What remains to be done with Virtual Reality

  Jaron Lanier , National Tele-immersion Initiative.

Seminar on People, Computers, and Design
Stanford University February 13, 2004

VR by definition presents the ultimate user interface design challenge. Past decades of VR research have yielded a plentitude of useful results, both positive and negative, but much remains to be discovered. The last five years have seen an acceleration of research into collaboration in VR, and in particular the case in which users are represented with a degree of realism to one another. This type of configuration is often called "Tele-immersion." As is to be expected, many questions that have existed for decades can now be re-asked in a more practical way, for instance: When should an already-functioning user interface design be changed so that another person observing it can better understand what is going on? How much effort do people typically want to put into controlling their own appearance in a shared world? Should a user interface designer attempt to influence that user preference? What can be done to reduce the huge space of interaction possibilities so that users retain sufficient focus to accomplish a given task?

Jaron Lanier is a computer scientist, composer, visual artist, and author. Currently, Lanier serves as the Lead Scientist of the National Tele-immersion Initiative, a coalition of research universities studying advanced applications for Internet 2. His current tele-immersion-related research interests include real time, remote, terascale processing, autostereo methods, haptics, and software simulation component integration and reusability. Lanier is probably best known for his work in Virtual Reality. He coined the term ‘Virtual Reality’ and in the early 1980s founded VPL Research, the first company to sell VR products. In the late 1980s he lead the team that developed the first implementations of multi-person virtual worlds using head mounted displays, for both local and wide area networks, as well as the first "avatars", or representations of users within such systems.

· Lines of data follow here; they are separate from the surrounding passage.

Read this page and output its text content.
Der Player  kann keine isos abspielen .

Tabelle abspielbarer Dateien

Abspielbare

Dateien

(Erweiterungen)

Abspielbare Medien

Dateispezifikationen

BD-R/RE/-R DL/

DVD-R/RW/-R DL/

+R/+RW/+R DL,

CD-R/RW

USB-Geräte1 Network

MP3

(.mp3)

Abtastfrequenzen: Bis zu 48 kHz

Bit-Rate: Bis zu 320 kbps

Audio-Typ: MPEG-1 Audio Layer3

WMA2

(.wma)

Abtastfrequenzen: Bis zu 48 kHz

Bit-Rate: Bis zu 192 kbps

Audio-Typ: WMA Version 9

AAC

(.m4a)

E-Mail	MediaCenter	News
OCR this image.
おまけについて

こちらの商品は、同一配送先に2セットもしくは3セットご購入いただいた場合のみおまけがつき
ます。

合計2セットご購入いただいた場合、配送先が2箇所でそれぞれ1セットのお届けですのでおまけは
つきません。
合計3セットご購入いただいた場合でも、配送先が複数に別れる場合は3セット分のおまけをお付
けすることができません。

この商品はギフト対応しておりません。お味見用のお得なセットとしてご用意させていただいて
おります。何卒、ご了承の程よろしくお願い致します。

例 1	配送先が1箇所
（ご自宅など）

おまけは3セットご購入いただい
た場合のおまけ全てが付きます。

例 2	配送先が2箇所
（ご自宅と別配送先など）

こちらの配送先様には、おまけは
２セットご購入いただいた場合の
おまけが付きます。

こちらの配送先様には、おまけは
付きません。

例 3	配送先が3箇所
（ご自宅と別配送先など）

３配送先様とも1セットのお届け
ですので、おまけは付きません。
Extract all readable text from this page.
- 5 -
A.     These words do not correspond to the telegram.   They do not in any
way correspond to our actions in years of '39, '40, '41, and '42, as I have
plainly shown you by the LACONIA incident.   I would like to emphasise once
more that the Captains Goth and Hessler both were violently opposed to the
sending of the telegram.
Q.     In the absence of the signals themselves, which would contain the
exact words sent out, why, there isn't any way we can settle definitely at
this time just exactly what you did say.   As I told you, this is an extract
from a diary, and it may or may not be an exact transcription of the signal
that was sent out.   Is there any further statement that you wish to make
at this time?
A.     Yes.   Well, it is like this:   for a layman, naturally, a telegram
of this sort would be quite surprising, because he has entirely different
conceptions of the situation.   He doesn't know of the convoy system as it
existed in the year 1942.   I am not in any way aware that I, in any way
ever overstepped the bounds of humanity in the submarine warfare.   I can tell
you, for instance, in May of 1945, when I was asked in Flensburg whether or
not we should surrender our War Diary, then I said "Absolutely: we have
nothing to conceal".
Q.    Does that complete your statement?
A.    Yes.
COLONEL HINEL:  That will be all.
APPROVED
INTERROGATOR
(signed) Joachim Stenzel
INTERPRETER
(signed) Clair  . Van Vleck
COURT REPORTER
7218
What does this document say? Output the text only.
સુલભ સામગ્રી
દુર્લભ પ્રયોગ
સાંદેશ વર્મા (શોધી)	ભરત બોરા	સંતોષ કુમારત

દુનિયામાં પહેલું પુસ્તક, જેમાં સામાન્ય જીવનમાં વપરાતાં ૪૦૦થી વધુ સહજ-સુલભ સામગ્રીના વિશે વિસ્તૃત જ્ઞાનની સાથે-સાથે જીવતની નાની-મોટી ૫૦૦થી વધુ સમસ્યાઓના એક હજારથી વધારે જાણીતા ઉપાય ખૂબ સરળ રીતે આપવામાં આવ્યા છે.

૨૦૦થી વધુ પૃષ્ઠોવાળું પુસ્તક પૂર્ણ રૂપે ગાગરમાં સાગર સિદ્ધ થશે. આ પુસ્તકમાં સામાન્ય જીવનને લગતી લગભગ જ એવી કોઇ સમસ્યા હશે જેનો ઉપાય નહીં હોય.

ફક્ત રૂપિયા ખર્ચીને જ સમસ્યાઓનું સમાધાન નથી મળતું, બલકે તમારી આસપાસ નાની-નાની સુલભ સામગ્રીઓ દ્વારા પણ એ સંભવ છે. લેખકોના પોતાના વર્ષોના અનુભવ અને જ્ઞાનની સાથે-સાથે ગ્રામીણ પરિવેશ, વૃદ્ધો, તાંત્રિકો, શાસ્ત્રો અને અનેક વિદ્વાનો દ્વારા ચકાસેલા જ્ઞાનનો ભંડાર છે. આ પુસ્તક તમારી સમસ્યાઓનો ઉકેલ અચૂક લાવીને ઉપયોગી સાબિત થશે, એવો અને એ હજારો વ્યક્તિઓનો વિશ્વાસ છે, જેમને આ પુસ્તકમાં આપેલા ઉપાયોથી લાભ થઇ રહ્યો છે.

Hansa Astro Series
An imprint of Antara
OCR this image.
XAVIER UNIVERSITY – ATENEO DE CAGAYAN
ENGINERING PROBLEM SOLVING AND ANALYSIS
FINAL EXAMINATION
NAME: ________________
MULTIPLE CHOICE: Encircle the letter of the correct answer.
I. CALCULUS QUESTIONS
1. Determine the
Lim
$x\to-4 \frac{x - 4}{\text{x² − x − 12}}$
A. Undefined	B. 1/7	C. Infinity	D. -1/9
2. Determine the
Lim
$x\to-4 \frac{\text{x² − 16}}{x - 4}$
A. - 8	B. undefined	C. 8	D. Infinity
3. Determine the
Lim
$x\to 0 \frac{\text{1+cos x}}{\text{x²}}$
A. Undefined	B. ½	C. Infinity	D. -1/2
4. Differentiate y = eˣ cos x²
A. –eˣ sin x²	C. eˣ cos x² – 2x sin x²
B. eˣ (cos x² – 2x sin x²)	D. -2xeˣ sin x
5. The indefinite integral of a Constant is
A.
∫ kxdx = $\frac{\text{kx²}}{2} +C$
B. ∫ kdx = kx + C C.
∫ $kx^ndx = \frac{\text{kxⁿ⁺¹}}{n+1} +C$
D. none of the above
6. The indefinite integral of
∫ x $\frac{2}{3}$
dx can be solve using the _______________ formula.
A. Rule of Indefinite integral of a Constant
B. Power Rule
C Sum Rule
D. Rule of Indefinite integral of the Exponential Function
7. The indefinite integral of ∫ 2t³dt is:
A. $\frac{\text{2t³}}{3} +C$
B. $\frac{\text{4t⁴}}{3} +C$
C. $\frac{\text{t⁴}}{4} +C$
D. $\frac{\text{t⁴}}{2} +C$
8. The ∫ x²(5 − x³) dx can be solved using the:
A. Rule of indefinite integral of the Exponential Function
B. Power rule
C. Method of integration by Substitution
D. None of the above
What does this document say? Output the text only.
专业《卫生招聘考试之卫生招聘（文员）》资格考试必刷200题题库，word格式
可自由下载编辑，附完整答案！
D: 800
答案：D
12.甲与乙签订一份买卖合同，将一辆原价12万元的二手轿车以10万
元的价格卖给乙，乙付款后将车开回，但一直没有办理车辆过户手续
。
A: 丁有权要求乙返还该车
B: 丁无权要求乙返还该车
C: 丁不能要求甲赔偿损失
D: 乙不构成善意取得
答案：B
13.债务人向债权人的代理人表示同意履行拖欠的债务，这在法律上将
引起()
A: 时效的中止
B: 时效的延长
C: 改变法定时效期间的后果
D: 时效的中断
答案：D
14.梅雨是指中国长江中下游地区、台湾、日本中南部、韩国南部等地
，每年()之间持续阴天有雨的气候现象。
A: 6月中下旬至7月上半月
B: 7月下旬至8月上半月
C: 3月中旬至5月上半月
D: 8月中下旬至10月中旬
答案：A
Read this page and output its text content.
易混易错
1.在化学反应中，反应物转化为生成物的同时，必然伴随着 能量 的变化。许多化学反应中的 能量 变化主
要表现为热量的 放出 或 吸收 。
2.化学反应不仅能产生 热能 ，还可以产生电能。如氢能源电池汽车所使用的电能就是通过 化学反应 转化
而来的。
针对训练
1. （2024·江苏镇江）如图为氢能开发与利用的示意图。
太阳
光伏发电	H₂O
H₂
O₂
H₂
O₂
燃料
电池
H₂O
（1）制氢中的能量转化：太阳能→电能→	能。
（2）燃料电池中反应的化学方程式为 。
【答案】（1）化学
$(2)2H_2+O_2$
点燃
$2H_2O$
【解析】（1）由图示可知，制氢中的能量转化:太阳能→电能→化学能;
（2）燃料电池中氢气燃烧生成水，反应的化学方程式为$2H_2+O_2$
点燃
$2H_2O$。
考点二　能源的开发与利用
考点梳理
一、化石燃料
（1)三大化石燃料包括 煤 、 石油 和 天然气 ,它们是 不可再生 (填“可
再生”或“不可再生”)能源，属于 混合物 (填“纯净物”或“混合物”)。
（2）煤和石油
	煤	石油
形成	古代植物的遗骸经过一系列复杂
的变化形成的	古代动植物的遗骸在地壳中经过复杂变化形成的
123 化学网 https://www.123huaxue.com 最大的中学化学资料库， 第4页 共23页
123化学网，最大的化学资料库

While at VPL, he co-developed the first implementations of virtual reality applications in surgical simulation, vehicle interior prototyping, virtual sets for television production, and assorted other areas

He tends to collect adjunct appointments, and is currently a visiting faculty member of one sort or another at the Thayer School of Engineering at Dartmouth, the Wharton School of Business of the University of Pennsylvania, the Interactive Telecommunications Program of the Tisch School of the Arts at New York University (where he is a visiting artist), and at the Columbia University Computer Science Department. He is also the Chief Scientist of Eyematic Interfaces, which researches computer vision. He serves on numerous advisory boards, including the Board of Councilors of the University of Southern California, Medical Media Systems (a medical visualization spin-off company associated with Dartmouth University), Microdisplay Corporation (makers of LCOS displays), and NY3D (developers of autostereo displays).